Un bon roman policier qu’on commence et qu’on ne peut alors plus lâcher ? Oui, Ragdoll en est un ! Le titre, intrigant s’il en est, laisse avant tout présager du mystère. Une « poupée de chiffon », drôle de façon de nommer l’horreur à laquelle sont confrontés les enquêteurs dans ce roman. Une mise en scène à la Hannibal – je pense surtout à l’esthétique très poussée de la série TV – et le malaise qui va avec ! En même temps, une atmosphère proche des romans de Sire Cédric, en particulier son dernier (Du feu de l’enfer). Et des enquêteurs à forte personnalité comme savent le faire les britanniques (pour n’en citer que quelques-uns : Elly Griffiths et Tania Carver).
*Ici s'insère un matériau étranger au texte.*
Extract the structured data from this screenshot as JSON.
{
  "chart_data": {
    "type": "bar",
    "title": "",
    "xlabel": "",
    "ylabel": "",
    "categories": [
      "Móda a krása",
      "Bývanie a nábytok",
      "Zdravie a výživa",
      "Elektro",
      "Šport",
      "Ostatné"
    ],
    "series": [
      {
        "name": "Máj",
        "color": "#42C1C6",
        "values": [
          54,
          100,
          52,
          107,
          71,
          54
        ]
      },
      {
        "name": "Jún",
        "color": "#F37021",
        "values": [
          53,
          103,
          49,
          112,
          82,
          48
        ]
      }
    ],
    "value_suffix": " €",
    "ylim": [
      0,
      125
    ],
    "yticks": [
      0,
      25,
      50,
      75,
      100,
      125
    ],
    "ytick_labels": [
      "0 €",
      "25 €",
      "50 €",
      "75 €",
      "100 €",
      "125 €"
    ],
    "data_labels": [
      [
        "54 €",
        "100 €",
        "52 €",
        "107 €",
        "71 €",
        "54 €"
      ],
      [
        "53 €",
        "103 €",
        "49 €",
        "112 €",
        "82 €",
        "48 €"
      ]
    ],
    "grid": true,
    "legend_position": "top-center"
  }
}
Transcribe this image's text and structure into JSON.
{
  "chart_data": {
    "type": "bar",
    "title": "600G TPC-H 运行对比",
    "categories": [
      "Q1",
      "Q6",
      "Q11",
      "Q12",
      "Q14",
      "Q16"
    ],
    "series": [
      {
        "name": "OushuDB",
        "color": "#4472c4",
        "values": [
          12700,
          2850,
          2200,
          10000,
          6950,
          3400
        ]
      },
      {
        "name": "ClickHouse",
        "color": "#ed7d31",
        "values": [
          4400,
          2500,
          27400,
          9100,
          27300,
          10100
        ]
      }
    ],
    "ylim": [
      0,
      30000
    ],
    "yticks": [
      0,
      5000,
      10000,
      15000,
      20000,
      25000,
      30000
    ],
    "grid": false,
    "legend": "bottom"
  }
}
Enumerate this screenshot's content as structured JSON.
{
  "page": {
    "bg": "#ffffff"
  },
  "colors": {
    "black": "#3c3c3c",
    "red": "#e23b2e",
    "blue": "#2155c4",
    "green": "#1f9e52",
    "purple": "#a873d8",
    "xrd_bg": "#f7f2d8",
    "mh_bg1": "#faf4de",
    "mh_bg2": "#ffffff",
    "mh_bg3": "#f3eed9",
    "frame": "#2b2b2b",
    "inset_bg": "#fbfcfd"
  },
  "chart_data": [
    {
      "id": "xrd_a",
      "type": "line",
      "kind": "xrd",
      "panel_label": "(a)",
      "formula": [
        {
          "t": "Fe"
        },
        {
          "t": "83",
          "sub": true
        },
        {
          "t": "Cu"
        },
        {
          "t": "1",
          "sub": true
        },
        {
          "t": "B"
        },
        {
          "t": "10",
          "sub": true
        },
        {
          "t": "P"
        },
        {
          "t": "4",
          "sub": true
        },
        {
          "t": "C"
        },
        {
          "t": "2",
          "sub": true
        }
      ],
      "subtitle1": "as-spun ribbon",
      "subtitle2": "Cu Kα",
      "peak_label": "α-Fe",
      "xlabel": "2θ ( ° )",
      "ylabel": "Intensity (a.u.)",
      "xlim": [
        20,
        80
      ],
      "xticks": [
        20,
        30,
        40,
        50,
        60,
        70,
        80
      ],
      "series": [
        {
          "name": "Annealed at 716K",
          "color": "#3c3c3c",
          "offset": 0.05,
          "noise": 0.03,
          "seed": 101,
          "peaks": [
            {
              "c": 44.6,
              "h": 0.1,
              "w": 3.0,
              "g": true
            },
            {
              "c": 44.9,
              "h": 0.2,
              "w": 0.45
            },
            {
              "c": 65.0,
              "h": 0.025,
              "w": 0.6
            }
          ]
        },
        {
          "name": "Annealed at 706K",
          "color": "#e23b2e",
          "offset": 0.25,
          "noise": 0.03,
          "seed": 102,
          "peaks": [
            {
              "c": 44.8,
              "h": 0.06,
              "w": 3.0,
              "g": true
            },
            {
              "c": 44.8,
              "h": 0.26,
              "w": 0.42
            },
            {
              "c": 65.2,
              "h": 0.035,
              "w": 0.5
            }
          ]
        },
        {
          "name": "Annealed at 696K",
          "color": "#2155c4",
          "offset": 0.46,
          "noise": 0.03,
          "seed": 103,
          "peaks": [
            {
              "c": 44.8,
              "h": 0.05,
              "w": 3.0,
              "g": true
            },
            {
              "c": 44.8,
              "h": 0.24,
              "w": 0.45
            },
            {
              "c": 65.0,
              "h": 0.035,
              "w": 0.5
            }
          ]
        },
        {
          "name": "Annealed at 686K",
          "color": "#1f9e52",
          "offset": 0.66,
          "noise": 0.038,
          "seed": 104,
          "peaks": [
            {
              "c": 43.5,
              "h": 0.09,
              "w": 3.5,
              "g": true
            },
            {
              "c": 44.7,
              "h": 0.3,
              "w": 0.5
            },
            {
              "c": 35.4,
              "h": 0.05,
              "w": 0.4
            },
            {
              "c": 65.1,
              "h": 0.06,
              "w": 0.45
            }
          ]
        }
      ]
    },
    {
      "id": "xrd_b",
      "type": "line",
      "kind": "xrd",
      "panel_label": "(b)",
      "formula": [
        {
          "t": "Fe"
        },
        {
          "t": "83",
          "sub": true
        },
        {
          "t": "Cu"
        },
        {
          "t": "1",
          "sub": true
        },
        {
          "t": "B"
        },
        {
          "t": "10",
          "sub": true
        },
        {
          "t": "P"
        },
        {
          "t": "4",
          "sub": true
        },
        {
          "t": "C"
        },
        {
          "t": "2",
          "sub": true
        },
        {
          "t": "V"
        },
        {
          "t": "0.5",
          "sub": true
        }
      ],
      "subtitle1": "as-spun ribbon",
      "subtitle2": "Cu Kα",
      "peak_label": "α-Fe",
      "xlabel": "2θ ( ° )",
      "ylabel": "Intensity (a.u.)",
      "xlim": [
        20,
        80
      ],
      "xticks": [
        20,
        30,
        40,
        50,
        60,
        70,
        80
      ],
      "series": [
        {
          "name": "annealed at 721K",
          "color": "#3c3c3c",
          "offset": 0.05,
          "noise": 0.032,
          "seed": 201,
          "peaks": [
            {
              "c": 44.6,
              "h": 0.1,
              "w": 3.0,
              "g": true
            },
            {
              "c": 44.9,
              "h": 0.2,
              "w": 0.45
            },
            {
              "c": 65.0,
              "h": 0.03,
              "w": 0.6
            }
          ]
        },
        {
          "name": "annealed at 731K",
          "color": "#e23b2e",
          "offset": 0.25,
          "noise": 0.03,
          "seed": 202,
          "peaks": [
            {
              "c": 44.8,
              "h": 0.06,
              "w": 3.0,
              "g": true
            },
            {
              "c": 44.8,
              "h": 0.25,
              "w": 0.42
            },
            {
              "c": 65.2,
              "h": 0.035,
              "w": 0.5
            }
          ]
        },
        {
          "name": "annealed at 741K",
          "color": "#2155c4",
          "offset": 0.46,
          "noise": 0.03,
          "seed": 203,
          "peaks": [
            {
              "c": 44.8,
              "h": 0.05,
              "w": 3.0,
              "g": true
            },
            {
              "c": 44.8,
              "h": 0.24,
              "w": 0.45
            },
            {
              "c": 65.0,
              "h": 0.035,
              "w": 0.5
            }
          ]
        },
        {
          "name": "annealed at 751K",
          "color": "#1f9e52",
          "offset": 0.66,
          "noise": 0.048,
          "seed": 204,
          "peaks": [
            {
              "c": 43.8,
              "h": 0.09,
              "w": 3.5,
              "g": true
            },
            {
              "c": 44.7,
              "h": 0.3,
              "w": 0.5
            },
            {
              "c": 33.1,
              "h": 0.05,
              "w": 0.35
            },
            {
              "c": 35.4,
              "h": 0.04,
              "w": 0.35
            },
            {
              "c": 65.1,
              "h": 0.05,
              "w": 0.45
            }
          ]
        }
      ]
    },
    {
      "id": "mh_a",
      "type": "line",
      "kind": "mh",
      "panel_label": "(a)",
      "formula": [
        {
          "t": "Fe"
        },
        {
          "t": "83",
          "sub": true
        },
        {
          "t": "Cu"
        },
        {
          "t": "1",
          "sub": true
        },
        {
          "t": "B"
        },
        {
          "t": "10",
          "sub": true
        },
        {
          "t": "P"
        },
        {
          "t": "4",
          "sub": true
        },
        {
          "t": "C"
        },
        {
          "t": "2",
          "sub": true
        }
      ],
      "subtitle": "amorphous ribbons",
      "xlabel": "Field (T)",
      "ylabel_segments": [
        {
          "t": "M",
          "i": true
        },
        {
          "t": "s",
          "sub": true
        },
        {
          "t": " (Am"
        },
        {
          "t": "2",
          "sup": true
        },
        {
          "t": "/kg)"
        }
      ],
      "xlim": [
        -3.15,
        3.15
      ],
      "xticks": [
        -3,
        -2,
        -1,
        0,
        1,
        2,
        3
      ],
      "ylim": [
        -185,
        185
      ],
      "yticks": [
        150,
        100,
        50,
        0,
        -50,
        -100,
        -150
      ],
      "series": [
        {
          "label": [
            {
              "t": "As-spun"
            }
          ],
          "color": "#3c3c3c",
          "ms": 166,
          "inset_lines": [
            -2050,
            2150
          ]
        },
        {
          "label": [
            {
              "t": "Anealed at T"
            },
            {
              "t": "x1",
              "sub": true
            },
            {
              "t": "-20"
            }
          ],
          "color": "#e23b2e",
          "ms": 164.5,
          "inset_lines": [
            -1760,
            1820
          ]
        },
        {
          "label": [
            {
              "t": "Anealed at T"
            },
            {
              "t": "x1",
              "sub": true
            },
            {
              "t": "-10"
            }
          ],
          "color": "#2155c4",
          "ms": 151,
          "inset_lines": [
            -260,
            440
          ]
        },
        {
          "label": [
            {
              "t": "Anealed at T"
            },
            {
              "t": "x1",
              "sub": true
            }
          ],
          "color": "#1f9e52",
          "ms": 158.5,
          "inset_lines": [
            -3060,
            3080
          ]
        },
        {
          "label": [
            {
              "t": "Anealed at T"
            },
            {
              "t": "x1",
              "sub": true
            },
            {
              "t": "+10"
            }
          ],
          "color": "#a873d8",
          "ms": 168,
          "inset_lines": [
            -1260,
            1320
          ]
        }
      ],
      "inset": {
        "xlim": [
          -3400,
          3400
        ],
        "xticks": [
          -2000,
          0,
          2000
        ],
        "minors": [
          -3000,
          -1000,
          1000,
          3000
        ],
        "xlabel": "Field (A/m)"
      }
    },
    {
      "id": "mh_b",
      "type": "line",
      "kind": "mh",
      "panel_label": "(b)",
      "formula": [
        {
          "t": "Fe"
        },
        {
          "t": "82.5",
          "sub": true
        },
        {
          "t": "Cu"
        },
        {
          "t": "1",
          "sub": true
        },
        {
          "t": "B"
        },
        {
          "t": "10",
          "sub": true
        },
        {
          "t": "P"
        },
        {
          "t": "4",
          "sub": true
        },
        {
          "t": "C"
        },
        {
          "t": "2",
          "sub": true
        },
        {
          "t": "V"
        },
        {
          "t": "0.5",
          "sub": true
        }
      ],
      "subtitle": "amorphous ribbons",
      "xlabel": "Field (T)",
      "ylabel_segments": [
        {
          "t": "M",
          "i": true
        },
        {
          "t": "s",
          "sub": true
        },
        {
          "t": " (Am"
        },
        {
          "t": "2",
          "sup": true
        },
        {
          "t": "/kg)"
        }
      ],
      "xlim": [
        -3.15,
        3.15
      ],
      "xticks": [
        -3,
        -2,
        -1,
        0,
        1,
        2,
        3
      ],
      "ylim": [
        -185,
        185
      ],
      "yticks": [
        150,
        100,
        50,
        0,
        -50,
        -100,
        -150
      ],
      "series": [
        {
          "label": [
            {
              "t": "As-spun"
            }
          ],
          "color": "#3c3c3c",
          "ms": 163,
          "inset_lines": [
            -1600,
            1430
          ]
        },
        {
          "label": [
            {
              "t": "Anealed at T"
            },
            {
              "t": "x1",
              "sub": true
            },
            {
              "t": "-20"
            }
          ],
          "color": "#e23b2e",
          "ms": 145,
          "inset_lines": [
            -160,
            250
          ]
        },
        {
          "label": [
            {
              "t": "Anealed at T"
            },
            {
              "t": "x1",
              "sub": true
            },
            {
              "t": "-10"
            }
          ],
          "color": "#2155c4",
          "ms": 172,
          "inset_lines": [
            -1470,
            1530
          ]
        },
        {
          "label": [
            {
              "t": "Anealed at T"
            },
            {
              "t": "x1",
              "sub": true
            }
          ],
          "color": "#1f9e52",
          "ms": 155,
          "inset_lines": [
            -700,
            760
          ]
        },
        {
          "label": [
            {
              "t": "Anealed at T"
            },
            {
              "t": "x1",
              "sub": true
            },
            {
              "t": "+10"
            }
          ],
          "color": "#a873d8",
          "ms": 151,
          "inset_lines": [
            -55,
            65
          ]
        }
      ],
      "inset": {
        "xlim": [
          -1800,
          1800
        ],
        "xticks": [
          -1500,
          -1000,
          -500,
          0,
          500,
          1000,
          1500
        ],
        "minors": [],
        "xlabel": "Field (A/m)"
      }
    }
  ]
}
Ce que j’ai aimé en particulier dans ce livre, c’est la psychologie complexe des personnages, qu’ils soient les policiers, les enquêteurs, les potentielles victimes, les journalistes… Daniel Cole rend compte de tout un monde, de toute la progression de l’enquête, de ses aléas. Il montre avec beaucoup de précision les obstacles auxquels font face les enquêteurs, en particulier l’acharnement des médias à divulguer des informations même sensibles… Le tout avec l’ombre d’un tueur omniscient et on ne peut plus mystérieux, dont l’identité ne sera jamais soupçonnée. Daniel Cole sait maintenir le suspense tout en offrant une histoire riche en détails. Tous les personnages ont leur part d’obscurité et de mystère. En particulier Wolf, bien sûr, à la fois enquêteur et victime, avec un passé sombre et pesant (en même temps, on n’attendrait pas mieux d’un personnage qui s’appelle Fawkes… comme Guy Fawkes). Mais j’avoue avoir beaucoup aimé Baxter, pour son caractère. Elle mène la barque du début à la fin, représente une forme de stabilité dans la tempête, tout en semblant capable de tout. A noter également, la grande subtilité dont fait preuve Daniel Cole : pas de massacres gratuits, de scènes qui donnent la nausée, de voyeurisme malsain… Tout est précis, calculé, mesuré, un travail de maître. En bref, Ragdoll, c’est un roman complètement addictif, qui empêche de dormir tant qu’on ne l’a pas fini. Il nous plonge dans un univers à la fois réaliste et fantasmatique, particulièrement sombre et angoissant, tout en étant ancré dans un contexte connu. Un excellentissime roman policier à lire tranquille, entre deux cours, à la pause repas, le soir dans son lit, dans le train ou dans l’avion, sur la plage, en terrasse, partout !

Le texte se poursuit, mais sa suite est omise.